简体   繁体   English

Scrapy Xpath获得正确的分页

[英]Scrapy Xpath getting the correct pagination

First of all thank you if you are reading this. 首先,如果您正在阅读本文,则谢谢。

I have been scraping away for some time to collect minor data, however I want to pull in some additional information but I got stuck on a pagination. 我花了一些时间来收集次要数据,但是我想获取一些其他信息,但是却陷入了分页中。

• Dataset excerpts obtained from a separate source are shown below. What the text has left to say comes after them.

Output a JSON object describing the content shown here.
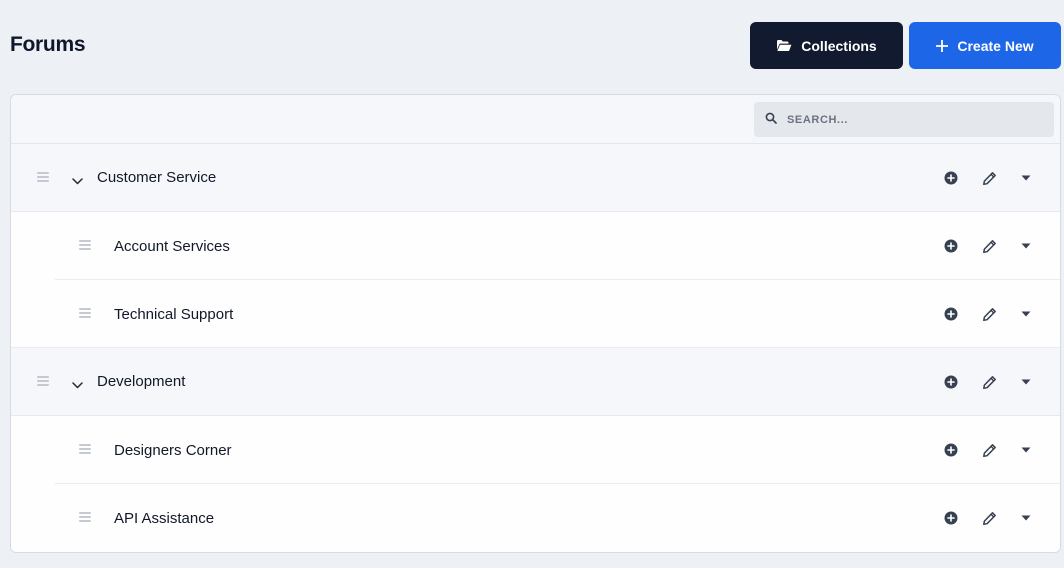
{
  "page": {
    "title": "Forums"
  },
  "toolbar": {
    "collections_label": "Collections",
    "create_label": "Create New",
    "collections_color": "#111a2e",
    "create_color": "#1d66e8"
  },
  "search": {
    "placeholder": "SEARCH...",
    "value": ""
  },
  "forums": [
    {
      "label": "Customer Service",
      "expanded": true,
      "children": [
        {
          "label": "Account Services"
        },
        {
          "label": "Technical Support"
        }
      ]
    },
    {
      "label": "Development",
      "expanded": true,
      "children": [
        {
          "label": "Designers Corner"
        },
        {
          "label": "API Assistance"
        }
      ]
    }
  ],
  "icons": {
    "collections": "folder-open-icon",
    "create": "plus-icon",
    "search": "search-icon",
    "row_add": "plus-circle-icon",
    "row_edit": "pencil-icon",
    "row_menu": "caret-down-icon",
    "drag": "drag-handle-icon",
    "collapse": "chevron-down-icon"
  }
}
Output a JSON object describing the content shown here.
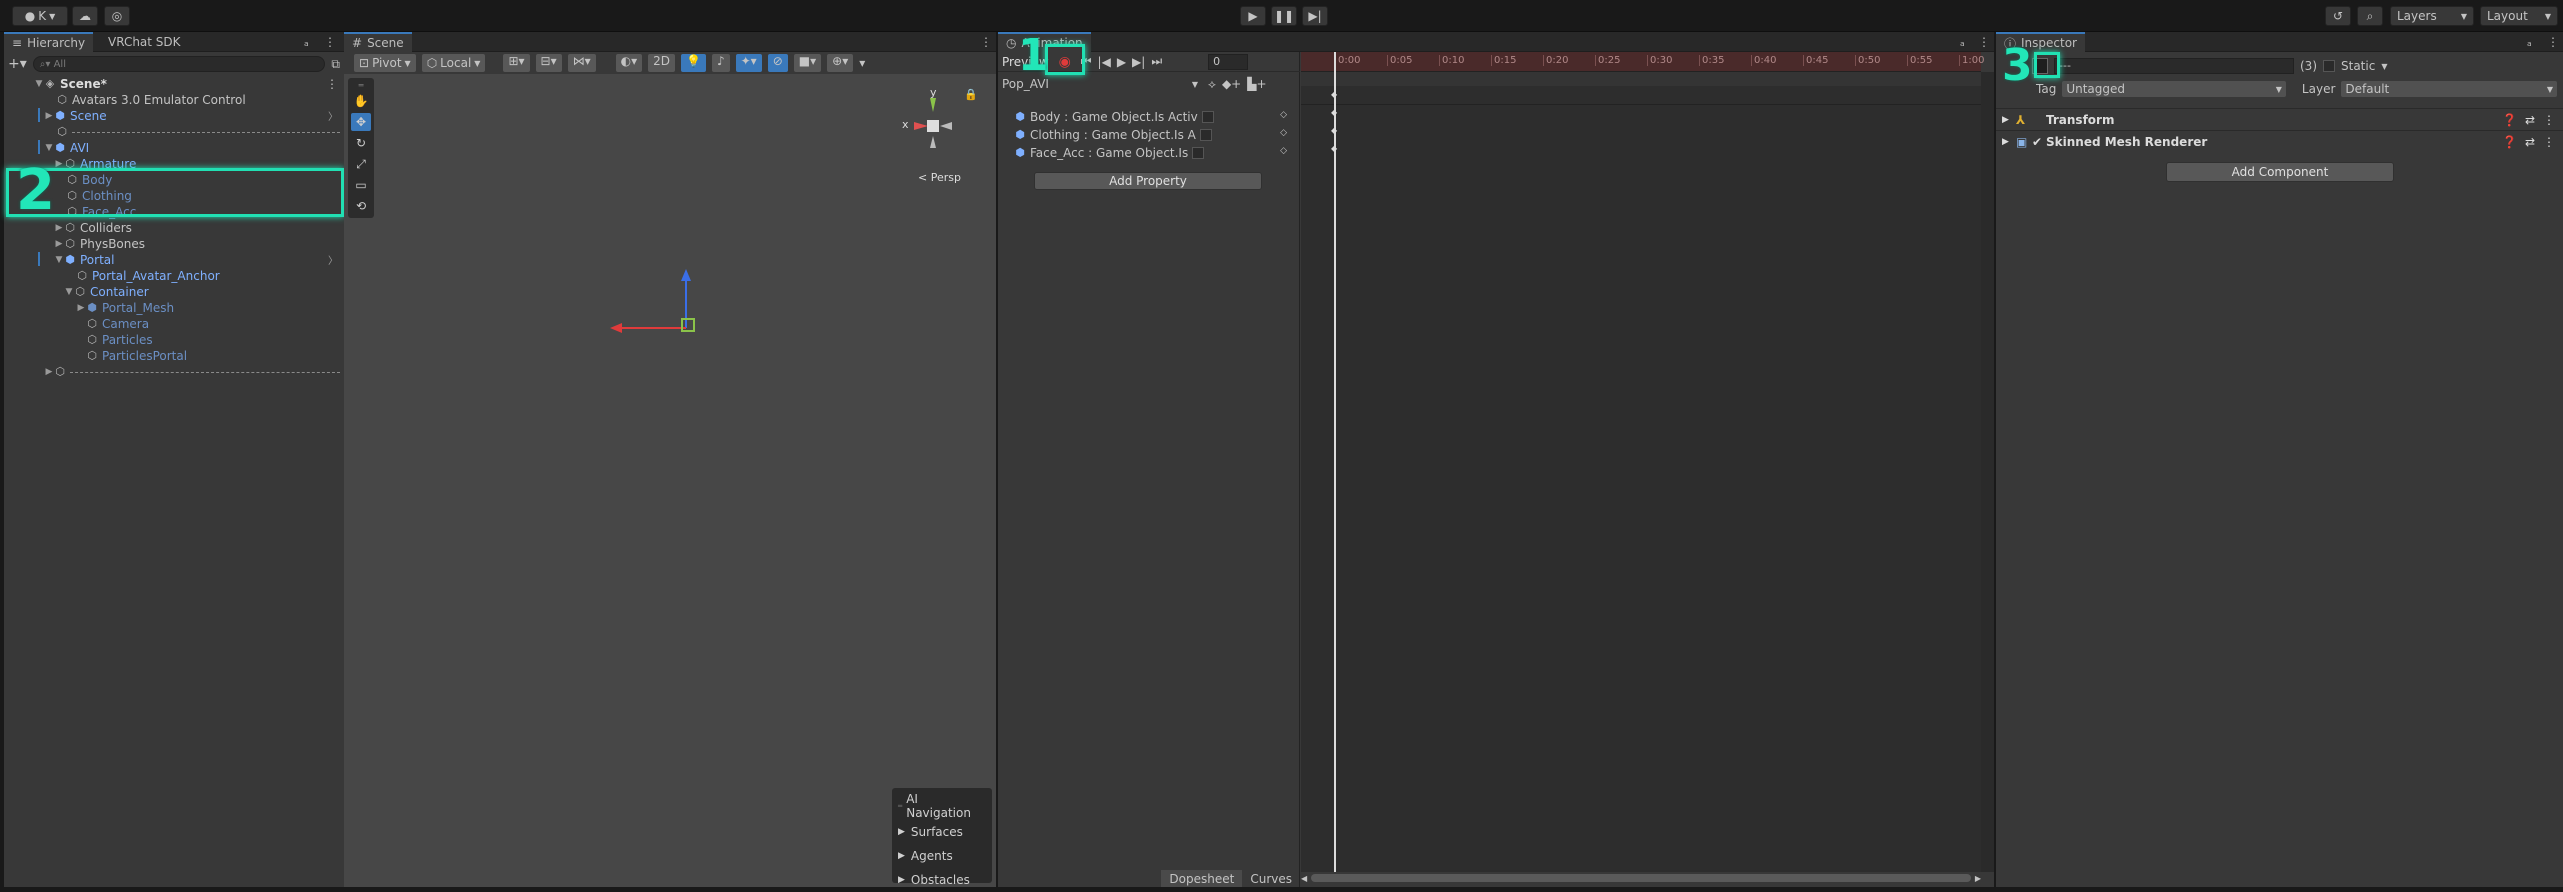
{
  "topbar": {
    "account_label": "K",
    "cloud_icon": "cloud-icon",
    "collab_icon": "circle-icon",
    "play_icon": "play-icon",
    "pause_icon": "pause-icon",
    "step_icon": "step-icon",
    "history_icon": "history-icon",
    "search_icon": "search-icon",
    "layers_label": "Layers",
    "layout_label": "Layout"
  },
  "hierarchy": {
    "tabs": [
      "Hierarchy",
      "VRChat SDK"
    ],
    "search_placeholder": "All",
    "items": [
      {
        "label": "Scene*",
        "style": "scene"
      },
      {
        "label": "Avatars 3.0 Emulator Control",
        "style": "normal"
      },
      {
        "label": "Scene",
        "style": "blue"
      },
      {
        "label": "",
        "style": "separator"
      },
      {
        "label": "AVI",
        "style": "blue"
      },
      {
        "label": "Armature",
        "style": "blue"
      },
      {
        "label": "Body",
        "style": "dim"
      },
      {
        "label": "Clothing",
        "style": "dim"
      },
      {
        "label": "Face_Acc",
        "style": "dim"
      },
      {
        "label": "Colliders",
        "style": "normal"
      },
      {
        "label": "PhysBones",
        "style": "normal"
      },
      {
        "label": "Portal",
        "style": "blue"
      },
      {
        "label": "Portal_Avatar_Anchor",
        "style": "blue"
      },
      {
        "label": "Container",
        "style": "blue"
      },
      {
        "label": "Portal_Mesh",
        "style": "dim"
      },
      {
        "label": "Camera",
        "style": "dim"
      },
      {
        "label": "Particles",
        "style": "dim"
      },
      {
        "label": "ParticlesPortal",
        "style": "dim"
      },
      {
        "label": "",
        "style": "separator"
      }
    ]
  },
  "scene": {
    "tab": "Scene",
    "pivot": "Pivot",
    "local": "Local",
    "mode_2d": "2D",
    "persp": "< Persp",
    "gizmo_y": "y",
    "gizmo_x": "x",
    "ai_nav": {
      "title": "AI Navigation",
      "items": [
        "Surfaces",
        "Agents",
        "Obstacles"
      ]
    }
  },
  "animation": {
    "tab": "Animation",
    "preview": "Preview",
    "frame": "0",
    "clip": "Pop_AVI",
    "properties": [
      "Body : Game Object.Is Activ",
      "Clothing : Game Object.Is A",
      "Face_Acc : Game Object.Is"
    ],
    "add_property": "Add Property",
    "timeline_ticks": [
      "0:00",
      "0:05",
      "0:10",
      "0:15",
      "0:20",
      "0:25",
      "0:30",
      "0:35",
      "0:40",
      "0:45",
      "0:50",
      "0:55",
      "1:00"
    ],
    "dopesheet": "Dopesheet",
    "curves": "Curves"
  },
  "inspector": {
    "tab": "Inspector",
    "name_value": "---",
    "count": "(3)",
    "static": "Static",
    "tag_label": "Tag",
    "tag_value": "Untagged",
    "layer_label": "Layer",
    "layer_value": "Default",
    "components": [
      "Transform",
      "Skinned Mesh Renderer"
    ],
    "add_component": "Add Component"
  },
  "annotations": [
    "1",
    "2",
    "3"
  ],
  "colors": {
    "highlight": "#21e0b3",
    "record": "#e03b3b",
    "selection": "#3a79bb"
  }
}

I would like to get the data-href of the link, however it needs to consist the 我想获取链接的data-href,但是它需要包含

i have been using [contains()] when however how do you get data-href when i needs to contain an object with a specific class 我一直在使用[contains()],但是当我需要包含具有特定类的对象时,如何获取数据-href

<li><a class="cursor" data-type="js" data-href="test"><i class="fa fa-chevron-right" aria-hidden="true"></i></a></li>

I have been using the following: 我一直在使用以下内容:

next_page_url = response.selector.xpath('//*[@class="text-center"]/ul/li/a[contains(@class,"cursor")]/@data-href').extract_first()

which works but not for the correct data-href 起作用但不适用于正确的数据href

Many thanks for the help 非常感谢您的帮助

Full source code: 完整的源代码:

<div class="pagination-container margin-bottom-20"> <div class="text-center"><ul class="pagination"><li><a class="cursor" data-type="js" data-href="/used-truck/1-32/truck-ads.html"><i class="fa fa-chevron-left" aria-hidden="true"></i></a></li><li><a href="/used-truck/1-32/truck-ads.html">1</a></li><li class="active"><a>2</a></li><li><a href="/used-truck/1-32/truck-ads.html?p=3">3</a></li><li class="hidden-xs no-link"><a>...</a></li><li class="hidden-xs"><a href="/used-truck/1-32/truck-ads.html?p=12">12</a></li><li class="hidden-xs no-link"><a>...</a></li><li class="hidden-xs"><a href="/used-truck/1-32/truck-ads.html?p=22">22</a></li><li><a class="cursor" data-type="js" data-href="/used-truck/1-32/truck-ads.html?p=3"><i class="fa fa-chevron-right" aria-hidden="true"></i></a></li></ul></div> </div> </div>

Huh... Turned out to be such a simple case (: 呵呵...原来是这么简单的情况(:

Your mistake is .extract_first() while you should extract last item to get next page. 当您应该提取最后一个项目以获取下一页时,您的错误是.extract_first()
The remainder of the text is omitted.